“Polish planes already picked up the first passengers from Israel on Sunday evening who were reporting for return; we will not leave our citizens, we are always with them”, said Prime Minister Mateusz Morawiecki on Monday 9 October.
Foreign Minister Zbigniew Rau reported on Monday that around a thousand Polish citizens would be seeking to get out of Israel. He announced that the evacuation would take a two-pronged approach. In addition to flights from Tel Aviv to Warsaw, three planes will take Polish citizens from Tel Aviv to Chania in Crete and from there to Poland. Minister of National Defence Mariusz Blaszczak announced that military aircraft crews are also carrying out the flights to Crete.
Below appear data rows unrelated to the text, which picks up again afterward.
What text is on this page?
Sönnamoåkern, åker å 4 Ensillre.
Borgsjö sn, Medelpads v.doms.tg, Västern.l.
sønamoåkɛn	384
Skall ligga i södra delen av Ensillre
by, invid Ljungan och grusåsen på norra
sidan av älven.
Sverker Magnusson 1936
During the night from Sunday to Monday, more than 250 people were successfully evacuated from Tel Aviv’s Ben Gurion Airport to Warsaw by a Boeing 737 and two C130 Hercules aircraft.
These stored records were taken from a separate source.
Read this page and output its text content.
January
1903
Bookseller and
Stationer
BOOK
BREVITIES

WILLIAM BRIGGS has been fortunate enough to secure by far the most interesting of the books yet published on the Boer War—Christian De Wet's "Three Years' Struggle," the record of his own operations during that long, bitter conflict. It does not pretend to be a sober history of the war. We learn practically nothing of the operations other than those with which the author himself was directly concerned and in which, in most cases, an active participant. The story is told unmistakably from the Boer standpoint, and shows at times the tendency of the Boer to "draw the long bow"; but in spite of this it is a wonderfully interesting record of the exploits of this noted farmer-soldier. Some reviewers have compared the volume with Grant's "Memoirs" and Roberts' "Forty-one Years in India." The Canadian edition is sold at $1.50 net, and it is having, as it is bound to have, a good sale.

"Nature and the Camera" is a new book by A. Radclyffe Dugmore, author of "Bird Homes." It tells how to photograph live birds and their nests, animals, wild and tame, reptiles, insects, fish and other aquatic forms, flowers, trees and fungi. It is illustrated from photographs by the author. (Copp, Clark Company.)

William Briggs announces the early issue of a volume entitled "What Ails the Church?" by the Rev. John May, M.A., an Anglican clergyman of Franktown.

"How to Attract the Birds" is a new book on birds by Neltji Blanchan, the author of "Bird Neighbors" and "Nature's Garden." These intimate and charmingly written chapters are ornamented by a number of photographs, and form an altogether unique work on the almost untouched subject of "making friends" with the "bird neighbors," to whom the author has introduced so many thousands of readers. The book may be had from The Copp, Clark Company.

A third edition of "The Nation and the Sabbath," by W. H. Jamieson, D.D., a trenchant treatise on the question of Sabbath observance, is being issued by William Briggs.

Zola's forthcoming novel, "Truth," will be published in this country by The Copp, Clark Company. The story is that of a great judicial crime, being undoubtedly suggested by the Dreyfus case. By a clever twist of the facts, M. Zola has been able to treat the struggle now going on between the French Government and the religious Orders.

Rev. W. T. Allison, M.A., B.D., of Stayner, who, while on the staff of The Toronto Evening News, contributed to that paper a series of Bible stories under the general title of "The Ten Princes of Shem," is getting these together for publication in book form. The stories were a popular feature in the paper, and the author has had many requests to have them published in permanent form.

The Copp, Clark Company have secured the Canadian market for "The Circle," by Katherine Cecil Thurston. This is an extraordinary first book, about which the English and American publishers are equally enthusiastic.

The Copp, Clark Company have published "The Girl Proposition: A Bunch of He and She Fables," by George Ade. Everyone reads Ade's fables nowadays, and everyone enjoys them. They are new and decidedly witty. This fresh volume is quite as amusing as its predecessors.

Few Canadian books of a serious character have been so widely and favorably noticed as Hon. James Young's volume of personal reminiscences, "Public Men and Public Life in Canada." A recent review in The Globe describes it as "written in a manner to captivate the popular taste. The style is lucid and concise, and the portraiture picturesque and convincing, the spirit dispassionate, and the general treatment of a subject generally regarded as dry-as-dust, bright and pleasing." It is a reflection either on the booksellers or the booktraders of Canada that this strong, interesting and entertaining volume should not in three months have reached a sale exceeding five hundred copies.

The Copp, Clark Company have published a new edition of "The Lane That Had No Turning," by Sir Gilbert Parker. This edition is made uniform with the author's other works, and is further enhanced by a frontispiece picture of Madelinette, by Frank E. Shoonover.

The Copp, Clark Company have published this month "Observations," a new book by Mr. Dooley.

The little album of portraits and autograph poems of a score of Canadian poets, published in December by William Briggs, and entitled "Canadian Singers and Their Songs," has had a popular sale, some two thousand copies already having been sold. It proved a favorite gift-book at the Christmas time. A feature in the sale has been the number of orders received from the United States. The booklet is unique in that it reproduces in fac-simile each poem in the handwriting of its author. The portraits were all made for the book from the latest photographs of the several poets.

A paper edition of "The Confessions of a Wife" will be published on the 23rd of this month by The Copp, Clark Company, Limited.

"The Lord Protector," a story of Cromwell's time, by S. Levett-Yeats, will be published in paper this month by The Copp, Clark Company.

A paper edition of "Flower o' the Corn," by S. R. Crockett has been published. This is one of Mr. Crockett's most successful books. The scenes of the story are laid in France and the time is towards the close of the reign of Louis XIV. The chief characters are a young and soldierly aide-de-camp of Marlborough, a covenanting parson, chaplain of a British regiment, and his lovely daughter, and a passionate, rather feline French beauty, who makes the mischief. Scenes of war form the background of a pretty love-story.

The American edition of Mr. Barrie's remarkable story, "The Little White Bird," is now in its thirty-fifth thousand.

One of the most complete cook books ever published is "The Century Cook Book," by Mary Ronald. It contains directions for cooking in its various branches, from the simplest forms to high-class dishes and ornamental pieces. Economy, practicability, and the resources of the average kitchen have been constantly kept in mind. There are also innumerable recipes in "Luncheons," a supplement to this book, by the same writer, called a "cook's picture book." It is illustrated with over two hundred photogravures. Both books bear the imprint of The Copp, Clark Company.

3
As the head of Polish diplomacy Zbigniew Rau reported on Polish Radio 24, 600 Polish citizens had been evacuated from Israel by the morning hours of Tuesday 10 October.
It will be recalled that on Saturday morning, 7 October, an attack was launched on Israel by the Muslim Hamas, which infiltrated towns in the south of the country near the Gaza Strip. Israeli towns were also attacked with more than 2,000 rockets. The attacks resulted in the deaths of many foreigners, including 11 US citizens, 18 Thai, several Argentine citizens. The Thai government is to carry out an evacuation, with some 3,000 Thai nationals who are in Israel volunteering to do so. More than 600 Argentineans are also appealing to their government to evacuate.
The death toll from the Hamas attack has risen to 900 Israelis, with at least 2,600 injured and dozens taken prisoner. At least 687 Palestinians have already been killed and 3726 wounded in Israeli air strikes.